DETERMINATION OF THE EFFECTIVE HYDRAULIC CONDUCTIVITY FOR HETEROGENEOUS POROUS-MEDIA USING A NUMERICAL SPECTRAL APPROACH .2. RESULTS

Using the numerical spectral method described in the companion paper (Dykaar and Kitanidis, this issue) the effective conductivity of a three-dimensional, isotropic, stationary, lognormally distributed hydraulic conductivity is computed. Six cases were investigated for variances in log conductivity ranging between 1 and 6. The results show that averaging volumes of at least 30 integral scales are required before the effective conductivity reaches its asymptotic value. The results support Matheron's (1967) hypothesis that K(e) = K(G) exp (sigma(y) 2/6, where K(e) is the effective hydraulic conductivity, and K(G) and sigma(Y)2 are the geometric mean and variance, respectively, of the hydraulic conductivity field. We also find that for a Gaussian covariance function, heterogeneities smaller than about 1.3 integral scale do not significantly contribute to the effective conductivity.
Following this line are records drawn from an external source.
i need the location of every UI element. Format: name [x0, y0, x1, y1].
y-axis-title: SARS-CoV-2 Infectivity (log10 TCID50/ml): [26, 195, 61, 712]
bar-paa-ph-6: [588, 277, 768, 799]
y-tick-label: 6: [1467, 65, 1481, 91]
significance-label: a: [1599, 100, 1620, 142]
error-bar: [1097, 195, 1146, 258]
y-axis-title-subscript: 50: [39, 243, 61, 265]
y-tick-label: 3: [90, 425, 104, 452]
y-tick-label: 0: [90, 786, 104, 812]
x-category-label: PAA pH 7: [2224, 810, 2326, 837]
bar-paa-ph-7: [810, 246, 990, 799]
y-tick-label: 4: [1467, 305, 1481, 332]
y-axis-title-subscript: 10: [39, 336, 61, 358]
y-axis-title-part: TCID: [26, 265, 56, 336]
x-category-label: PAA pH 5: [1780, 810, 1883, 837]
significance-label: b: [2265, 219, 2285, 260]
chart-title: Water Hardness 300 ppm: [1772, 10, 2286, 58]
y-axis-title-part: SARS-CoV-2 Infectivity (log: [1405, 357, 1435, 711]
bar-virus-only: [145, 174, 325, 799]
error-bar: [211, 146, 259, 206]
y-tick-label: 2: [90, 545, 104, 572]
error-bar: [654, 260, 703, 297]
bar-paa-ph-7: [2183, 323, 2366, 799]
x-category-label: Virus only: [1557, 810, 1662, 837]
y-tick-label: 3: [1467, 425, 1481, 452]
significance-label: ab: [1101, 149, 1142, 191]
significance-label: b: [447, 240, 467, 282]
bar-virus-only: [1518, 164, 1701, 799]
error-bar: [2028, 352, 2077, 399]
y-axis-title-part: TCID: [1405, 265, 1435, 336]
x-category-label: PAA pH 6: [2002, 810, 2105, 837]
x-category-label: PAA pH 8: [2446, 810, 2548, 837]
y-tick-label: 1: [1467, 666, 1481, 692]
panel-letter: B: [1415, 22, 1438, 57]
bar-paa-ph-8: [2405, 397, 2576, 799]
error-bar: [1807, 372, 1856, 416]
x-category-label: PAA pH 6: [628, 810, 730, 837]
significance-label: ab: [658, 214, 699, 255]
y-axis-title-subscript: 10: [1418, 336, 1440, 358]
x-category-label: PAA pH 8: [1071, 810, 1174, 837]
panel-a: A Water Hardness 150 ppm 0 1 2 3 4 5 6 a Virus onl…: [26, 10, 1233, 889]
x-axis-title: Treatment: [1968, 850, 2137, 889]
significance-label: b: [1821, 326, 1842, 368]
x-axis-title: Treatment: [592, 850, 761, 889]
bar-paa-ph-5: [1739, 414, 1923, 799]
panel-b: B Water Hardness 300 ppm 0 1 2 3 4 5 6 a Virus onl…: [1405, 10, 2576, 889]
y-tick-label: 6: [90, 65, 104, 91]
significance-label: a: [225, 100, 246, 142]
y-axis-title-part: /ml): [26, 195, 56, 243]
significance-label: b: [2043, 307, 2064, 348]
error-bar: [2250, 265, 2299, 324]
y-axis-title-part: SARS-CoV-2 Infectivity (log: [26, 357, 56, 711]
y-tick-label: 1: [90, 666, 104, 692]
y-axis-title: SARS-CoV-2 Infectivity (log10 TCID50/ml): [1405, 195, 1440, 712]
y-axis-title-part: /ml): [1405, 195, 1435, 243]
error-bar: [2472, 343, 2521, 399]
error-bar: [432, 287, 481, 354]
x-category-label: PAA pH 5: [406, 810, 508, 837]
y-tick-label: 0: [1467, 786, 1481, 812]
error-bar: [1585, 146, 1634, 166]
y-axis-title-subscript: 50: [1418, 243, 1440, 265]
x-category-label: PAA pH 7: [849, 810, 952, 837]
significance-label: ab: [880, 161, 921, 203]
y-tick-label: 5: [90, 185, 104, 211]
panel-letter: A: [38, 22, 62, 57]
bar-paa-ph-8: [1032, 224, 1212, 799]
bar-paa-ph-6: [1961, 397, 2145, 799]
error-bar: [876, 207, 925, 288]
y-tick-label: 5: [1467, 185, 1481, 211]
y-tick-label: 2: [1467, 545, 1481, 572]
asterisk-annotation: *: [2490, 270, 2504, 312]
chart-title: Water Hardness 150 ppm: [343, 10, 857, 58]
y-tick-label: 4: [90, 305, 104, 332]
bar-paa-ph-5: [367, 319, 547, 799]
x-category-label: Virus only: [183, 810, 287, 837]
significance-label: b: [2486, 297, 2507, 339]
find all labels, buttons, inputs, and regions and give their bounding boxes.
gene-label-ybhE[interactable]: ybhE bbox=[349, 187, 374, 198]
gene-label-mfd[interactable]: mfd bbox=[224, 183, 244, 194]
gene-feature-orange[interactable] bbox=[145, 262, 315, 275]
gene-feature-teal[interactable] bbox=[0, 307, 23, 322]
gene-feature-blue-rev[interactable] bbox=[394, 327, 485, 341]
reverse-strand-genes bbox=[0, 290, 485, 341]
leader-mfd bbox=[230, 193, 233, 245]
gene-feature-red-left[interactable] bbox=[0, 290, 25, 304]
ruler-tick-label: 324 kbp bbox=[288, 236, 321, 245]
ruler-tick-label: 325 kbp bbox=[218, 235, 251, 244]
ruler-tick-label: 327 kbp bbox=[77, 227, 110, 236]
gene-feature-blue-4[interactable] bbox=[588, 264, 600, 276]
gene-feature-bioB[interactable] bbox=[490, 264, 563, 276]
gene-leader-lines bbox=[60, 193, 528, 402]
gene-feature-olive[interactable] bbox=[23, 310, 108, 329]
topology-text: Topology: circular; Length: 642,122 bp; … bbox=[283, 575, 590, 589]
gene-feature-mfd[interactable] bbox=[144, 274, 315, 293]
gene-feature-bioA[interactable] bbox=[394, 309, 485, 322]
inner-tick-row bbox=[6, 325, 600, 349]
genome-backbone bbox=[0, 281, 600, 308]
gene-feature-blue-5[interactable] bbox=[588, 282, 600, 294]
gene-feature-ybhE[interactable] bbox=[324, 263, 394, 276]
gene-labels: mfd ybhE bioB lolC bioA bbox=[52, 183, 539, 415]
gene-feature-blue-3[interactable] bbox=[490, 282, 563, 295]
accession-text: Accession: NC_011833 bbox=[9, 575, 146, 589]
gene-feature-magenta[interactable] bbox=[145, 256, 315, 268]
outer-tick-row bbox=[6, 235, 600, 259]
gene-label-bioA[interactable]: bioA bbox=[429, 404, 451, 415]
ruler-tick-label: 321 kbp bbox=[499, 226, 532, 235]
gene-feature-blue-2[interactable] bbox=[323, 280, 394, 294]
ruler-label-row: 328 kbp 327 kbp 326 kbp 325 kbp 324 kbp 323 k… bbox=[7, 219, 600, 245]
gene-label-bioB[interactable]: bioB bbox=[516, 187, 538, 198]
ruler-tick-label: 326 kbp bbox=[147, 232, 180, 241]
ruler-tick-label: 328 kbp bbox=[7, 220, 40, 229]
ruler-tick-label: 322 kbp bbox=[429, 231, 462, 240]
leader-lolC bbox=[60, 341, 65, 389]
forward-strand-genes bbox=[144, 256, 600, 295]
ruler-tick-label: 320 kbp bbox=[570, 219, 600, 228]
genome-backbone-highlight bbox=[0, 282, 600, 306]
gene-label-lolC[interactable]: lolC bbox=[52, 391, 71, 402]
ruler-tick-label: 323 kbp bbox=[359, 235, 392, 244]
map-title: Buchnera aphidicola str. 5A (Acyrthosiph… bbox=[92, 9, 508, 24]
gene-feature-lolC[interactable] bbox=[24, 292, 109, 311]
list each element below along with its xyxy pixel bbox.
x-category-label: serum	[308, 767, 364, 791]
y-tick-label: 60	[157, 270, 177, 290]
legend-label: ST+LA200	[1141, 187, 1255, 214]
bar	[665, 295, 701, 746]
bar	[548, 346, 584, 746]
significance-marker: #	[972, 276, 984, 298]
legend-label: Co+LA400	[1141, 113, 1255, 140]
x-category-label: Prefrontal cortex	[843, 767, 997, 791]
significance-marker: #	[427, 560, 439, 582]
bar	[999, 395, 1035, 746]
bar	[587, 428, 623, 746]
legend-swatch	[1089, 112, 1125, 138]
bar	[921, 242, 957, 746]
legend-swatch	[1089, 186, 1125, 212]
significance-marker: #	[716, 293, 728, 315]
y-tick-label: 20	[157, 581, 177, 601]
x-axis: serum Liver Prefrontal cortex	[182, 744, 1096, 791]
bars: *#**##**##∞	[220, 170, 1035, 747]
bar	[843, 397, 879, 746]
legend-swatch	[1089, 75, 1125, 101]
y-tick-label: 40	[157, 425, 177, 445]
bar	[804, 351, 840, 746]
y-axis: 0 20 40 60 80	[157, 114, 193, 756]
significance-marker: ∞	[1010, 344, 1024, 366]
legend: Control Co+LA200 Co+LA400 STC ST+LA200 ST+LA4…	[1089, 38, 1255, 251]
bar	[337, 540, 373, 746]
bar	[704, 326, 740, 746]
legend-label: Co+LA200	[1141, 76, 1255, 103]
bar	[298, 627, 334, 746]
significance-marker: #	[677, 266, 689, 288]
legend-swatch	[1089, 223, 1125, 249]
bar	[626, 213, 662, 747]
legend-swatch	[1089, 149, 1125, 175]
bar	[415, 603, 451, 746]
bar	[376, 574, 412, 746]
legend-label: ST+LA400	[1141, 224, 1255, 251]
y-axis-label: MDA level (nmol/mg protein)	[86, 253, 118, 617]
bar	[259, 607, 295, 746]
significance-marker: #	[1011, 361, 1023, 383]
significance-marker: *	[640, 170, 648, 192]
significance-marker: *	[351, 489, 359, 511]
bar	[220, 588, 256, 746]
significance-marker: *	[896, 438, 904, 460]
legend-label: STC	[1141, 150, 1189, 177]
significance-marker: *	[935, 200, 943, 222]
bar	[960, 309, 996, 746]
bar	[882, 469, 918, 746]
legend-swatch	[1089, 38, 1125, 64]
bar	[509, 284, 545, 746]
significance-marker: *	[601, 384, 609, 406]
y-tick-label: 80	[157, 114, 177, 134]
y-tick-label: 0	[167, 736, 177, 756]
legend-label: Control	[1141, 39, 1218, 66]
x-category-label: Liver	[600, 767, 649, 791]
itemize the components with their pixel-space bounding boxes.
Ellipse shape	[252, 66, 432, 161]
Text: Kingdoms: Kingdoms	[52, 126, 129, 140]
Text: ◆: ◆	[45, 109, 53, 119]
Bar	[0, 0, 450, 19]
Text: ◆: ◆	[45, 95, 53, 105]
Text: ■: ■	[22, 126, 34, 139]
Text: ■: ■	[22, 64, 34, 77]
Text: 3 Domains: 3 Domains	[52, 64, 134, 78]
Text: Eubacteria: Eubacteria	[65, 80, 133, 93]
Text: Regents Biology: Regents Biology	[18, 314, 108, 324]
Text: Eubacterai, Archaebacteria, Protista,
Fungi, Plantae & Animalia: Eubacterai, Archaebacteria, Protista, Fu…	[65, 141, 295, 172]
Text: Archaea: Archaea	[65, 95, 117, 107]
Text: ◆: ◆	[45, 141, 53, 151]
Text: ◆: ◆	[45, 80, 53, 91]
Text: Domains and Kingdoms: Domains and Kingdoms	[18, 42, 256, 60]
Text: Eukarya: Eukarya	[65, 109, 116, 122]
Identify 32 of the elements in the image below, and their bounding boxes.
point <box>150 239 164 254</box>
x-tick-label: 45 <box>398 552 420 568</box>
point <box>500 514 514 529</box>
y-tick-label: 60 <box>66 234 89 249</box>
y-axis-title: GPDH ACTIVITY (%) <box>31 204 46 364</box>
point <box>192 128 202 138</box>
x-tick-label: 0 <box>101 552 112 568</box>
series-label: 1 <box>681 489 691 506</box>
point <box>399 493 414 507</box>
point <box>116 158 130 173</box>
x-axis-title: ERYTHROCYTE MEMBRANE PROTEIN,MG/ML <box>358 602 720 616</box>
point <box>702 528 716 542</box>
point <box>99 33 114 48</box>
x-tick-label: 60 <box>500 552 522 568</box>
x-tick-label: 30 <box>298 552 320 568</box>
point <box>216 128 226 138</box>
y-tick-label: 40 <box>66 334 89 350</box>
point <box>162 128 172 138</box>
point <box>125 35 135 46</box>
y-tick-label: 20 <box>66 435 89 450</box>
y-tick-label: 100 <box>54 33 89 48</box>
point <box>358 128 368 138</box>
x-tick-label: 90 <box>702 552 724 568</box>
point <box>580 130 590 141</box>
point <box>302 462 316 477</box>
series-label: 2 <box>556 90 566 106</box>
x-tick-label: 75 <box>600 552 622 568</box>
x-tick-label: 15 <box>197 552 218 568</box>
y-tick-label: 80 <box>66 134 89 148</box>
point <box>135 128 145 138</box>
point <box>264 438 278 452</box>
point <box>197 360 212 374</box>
In two dimensions, averaging volumes of more than 80 integral scales are required before the effective conductivity reaches the analytic infinite-domain result of the geometric mean, while the effective conductivity is insensitive to heterogeneities less than 2 integral scales in size. The method is also applied to data from a shale and sandstone formation, and the results are compared with those form other methods.